A few years ago, I woke cotton-mouthed and clammy from a dream about a woman I used to know. I had not seen her in person since high school graduation, but once or twice a year, we met in a dream. In this one, we were back in a room with old teachers and friends, where I had to give a talk. I arrived late, half-dressed, unsure what to say. This woman, I’ll call her Alison, sat in front, smirking and perfectly made-up. The tilt of her eyes suggested I was not only dumb, but mean. How had she mastered the art of both villainy and victimhood so well? And how, in real life, did she now see me?

I have long been compelled by a desire for emotional reciprocity. For two people to “be on the same page”, nothing lopsided, the scales balanced. When we cultivate a crush, after all, we want to be their crush too. Suppose it is the same with an enemy? That one’s commitment to, say, having a nemesis might be matched only by one’s desire to be a nemesis in return? As much as I wanted to exorcise Alison from my dreams, the thought of untangling us entirely sent a kick to my side. A little whine of “No”. Part of me was tied to the narrative of our opposition. Like the dark moon on my thigh where I once sat on an old nail, I felt something like affection for what I had survived, for what it said about me: that I was worthy of a nemesis.

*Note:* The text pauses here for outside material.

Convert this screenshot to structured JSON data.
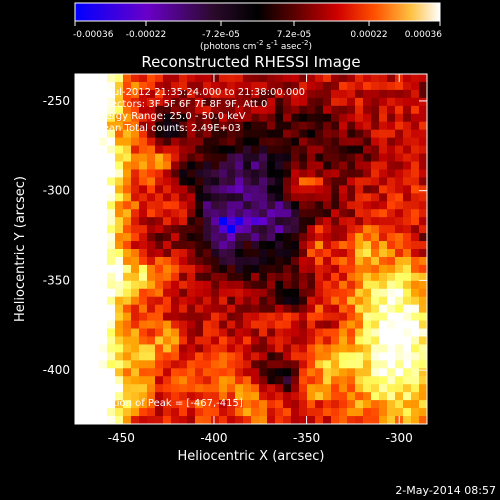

Alison and I met on the brink of middle school. The building was new to both of us, but I, who had attended classes on the same campus for years, was asked to show her around. I arrived in a necklace of bead-strung safety pins, tender because my mother had stopped me from buying the shoes I thought I wanted: the same clogs my teachers wore. I, gangly with braces, did not know how to be a teenager. Alison, petite with glossy copper hair, did. She arrived in the right flare jeans and fat plastic flip-flops, filing her nails into almonds and painting them gold so they’d cut the air like machine-smashed pennies. At 12 years old she walked like a starlet who knew her name was in the Oscar envelope.